By focusing its efforts on its offering for web sites that are at risk of being used as an avenue to infect computers, Haute Secure will be able protect *every single visitor* to any web site that chooses to take advantage of TRUSTe’s new security scanning, reputation services and anti-malware protection offerings without the end user having to do anything to get the benefit of that protection.


Bearing in mind the fact that TRUSTe currently certifies over 3,000 web sites, I don’t think it is an exaggeration to say that we could end up protecting millions of people from malicious content on the internet.

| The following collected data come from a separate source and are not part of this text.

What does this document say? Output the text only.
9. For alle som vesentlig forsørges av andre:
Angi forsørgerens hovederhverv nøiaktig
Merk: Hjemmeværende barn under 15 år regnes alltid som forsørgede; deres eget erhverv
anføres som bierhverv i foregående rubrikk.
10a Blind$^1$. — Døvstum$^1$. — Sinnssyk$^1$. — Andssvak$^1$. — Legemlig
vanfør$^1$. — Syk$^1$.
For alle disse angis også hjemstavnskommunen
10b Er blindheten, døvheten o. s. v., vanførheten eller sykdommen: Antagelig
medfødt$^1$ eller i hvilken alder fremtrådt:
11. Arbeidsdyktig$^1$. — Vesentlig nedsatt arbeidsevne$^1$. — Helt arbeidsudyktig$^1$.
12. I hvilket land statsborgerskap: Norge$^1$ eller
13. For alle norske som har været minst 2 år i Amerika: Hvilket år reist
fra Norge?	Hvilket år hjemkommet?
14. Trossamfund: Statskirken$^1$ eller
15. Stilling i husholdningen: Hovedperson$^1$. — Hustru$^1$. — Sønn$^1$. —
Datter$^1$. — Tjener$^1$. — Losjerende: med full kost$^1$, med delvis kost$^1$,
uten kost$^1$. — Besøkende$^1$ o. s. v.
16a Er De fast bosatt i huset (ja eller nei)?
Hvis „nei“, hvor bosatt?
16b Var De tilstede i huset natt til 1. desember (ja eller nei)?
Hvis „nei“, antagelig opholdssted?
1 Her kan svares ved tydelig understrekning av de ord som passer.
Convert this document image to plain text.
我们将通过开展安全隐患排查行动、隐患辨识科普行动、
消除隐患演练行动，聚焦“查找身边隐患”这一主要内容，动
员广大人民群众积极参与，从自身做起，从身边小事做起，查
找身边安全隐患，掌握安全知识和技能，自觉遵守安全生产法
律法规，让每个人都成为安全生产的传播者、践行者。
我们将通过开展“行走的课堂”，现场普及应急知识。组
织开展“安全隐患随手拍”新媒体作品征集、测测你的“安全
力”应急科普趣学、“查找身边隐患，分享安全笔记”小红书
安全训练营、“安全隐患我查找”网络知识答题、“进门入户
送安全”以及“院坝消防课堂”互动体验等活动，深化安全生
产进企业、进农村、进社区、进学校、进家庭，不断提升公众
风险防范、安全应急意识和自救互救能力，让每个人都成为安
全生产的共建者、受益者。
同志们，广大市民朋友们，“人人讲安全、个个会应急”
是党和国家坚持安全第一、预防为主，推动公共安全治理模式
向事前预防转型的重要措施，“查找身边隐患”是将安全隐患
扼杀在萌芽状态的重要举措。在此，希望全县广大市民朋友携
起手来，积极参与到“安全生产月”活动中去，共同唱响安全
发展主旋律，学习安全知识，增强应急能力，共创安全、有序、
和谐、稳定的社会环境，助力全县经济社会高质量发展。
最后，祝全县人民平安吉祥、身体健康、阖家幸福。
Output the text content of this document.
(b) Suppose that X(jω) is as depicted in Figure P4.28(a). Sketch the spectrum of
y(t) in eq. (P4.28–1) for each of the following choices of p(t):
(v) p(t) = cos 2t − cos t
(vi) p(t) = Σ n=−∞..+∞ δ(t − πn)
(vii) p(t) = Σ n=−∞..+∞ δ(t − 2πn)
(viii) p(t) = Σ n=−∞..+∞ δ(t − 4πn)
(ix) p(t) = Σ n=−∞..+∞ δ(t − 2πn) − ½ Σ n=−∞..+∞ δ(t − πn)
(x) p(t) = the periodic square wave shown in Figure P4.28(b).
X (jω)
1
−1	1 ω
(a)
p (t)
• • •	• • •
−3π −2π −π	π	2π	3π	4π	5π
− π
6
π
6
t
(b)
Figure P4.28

So, even though I mourn the demise of the Haute Secure toolbar, I am very excited about the good that TRUSTe and Haute Secure can do together. It is critically important that all Internet users protect themselves as well as they can by installing, and regularly updating, reputable antivirus and antispyware software, and by making sure that all of the software on their computers is fully patched, but I also believe that the the owners of Web sites should do all that they can to protect their visitors from danger.


Social engineering can bypass the protection offered by even the best antivirus and antispyware software, and it doesn’t matter how well patched a computer is if its operator is tricked into installing something. We need to do all that we can to ensure that people are not exposed to danger in the first place.